Advisers should also be aware of the revised deadlines to submit their directory persons data to the Financial Conduct Authority (FCA). Solo-regulated firms now have until 31 March 2021 to share this information with the regulator. However, it’s advised that firms do this sooner rather than later so that this information is as up-to-date as possible when it starts to be published on the Financial Services Register from 14 December 2020.

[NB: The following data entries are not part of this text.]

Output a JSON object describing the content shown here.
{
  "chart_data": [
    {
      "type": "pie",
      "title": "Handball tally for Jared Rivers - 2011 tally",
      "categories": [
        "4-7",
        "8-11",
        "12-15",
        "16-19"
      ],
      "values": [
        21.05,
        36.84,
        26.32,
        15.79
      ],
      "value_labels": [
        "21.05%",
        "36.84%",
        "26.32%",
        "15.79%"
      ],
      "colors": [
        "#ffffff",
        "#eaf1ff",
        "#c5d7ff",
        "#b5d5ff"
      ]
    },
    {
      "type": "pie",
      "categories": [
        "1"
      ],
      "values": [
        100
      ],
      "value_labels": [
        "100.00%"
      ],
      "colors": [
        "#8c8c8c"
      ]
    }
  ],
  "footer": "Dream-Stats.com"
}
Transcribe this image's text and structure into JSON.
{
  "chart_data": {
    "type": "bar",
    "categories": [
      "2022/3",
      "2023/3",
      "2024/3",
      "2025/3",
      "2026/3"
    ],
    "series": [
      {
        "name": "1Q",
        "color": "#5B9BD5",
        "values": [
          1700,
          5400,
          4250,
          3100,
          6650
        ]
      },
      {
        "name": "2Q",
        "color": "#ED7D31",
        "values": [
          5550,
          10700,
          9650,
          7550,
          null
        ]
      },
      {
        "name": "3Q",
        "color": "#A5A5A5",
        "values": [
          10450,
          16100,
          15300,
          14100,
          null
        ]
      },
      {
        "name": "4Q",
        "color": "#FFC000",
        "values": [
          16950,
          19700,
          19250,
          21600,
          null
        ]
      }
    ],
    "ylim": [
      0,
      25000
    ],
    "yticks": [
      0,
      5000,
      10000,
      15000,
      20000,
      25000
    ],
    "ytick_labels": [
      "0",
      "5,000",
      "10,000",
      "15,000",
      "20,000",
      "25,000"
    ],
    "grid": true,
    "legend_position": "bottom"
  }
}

Technology is there to help

Digital platforms can help to ease the regulatory burden for many firms enormously. Back-office systems are especially invaluable, as they can help advisers keep on top of changes in their clients’ circumstances. Adopting a platform that allows clients to update their information as and when their circumstances change will not only help advisers make better recommendations to customers, but will also ensure they can submit the necessary information to the regulator when needed. Systems like these can even assist advisers with tasks like their Retail Mediation Activities return submissions, further ensuring they are meeting the requirements set by the FCA.

What’s more, technology can also help firms ensure data protection and information security, particularly as many continue to work remotely during COVID-19.

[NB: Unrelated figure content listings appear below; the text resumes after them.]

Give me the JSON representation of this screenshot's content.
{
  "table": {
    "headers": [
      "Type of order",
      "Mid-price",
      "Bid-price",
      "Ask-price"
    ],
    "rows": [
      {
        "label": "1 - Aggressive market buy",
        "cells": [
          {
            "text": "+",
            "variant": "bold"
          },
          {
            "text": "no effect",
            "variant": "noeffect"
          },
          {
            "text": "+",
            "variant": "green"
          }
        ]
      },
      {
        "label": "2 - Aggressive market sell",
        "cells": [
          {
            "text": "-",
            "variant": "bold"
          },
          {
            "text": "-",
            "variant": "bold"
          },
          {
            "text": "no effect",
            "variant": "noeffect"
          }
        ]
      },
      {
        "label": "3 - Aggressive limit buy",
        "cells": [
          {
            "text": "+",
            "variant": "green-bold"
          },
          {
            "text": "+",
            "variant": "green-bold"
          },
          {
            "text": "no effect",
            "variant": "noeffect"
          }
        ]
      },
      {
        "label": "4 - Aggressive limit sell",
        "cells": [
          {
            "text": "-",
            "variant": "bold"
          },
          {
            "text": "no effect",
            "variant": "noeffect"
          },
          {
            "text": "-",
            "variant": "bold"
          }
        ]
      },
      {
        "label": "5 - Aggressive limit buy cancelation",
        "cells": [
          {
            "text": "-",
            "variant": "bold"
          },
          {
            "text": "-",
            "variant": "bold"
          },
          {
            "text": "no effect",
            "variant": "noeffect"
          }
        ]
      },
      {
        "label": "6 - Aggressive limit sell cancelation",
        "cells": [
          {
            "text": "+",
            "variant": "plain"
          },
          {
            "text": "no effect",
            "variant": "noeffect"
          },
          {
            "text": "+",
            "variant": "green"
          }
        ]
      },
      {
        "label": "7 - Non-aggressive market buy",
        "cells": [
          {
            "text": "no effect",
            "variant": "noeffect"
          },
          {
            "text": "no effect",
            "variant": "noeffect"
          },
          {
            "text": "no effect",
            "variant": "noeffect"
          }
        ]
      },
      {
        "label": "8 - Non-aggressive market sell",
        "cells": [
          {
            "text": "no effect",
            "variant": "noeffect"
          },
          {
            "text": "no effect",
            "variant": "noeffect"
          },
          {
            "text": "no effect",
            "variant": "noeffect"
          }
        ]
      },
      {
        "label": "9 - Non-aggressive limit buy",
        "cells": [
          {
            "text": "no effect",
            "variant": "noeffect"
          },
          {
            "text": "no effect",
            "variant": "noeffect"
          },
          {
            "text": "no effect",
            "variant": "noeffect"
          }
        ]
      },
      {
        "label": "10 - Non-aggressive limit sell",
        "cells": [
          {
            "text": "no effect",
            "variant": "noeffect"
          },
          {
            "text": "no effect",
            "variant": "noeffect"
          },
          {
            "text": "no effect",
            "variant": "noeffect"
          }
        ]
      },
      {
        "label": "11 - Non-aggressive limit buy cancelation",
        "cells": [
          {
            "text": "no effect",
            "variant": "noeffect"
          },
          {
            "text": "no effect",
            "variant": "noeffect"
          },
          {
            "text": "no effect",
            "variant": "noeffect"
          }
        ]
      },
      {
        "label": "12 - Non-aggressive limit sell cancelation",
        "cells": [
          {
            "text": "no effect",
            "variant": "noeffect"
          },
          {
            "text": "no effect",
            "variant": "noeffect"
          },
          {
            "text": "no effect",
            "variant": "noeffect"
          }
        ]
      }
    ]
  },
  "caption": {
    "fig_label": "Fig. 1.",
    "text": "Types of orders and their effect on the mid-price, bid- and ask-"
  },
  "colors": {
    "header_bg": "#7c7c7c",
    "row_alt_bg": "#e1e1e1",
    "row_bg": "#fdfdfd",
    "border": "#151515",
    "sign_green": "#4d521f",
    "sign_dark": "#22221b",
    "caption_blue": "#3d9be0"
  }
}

File reviews aren’t just a one-stop shop

File reviews are another important part of the regulatory process, and these need to be an ongoing exercise for advisers, both during the COVID-19 crisis and long after. These reviews will prove useful for firms who need to deem staff as ‘fit and proper’ under SMCR, given that files can act as evidence and proof for the regulator that advisers are undertaking their fiduciary duty. Moreover, by regularly assessing case files, firms can ensure that staff are knowledgeable and confident on the areas for improvement and that any mistakes are rectified earlier on in the process. Common mistakes can range from incorrect entries relating to a client’s expenditure to the wrong Disclosure Document being uploaded to the file.

Make the most of outside resources

Lastly, it is worth advisers considering how additional resources can help them ensure they are keeping compliant. Clubs and networks, for example, will often have a range of ready-made packages to choose from which can provide firms with extra support in this area.

This could involve opting to receive regular compliance-focused bulletins that give intermediaries an overview of regulatory changes, or participating in a firm engagement visit, whereby a compliance expert completes a regulatory overview of a brokerage. Field Compliance Managers are also on hand to help and can often be a good resource for brokers looking to keep abreast of regulatory changes and requirements in the market.

 

 

Although the COVID-19 pandemic will continue to impact consumer demand and advisers’ businesses, compliance must remain a central part of an intermediary’s operations. With the right resources and guidance in place, advisers can easily implement and develop the systems and working practices that will better help them remain compliant – and, ultimately, stand their businesses in good stead for the long-term.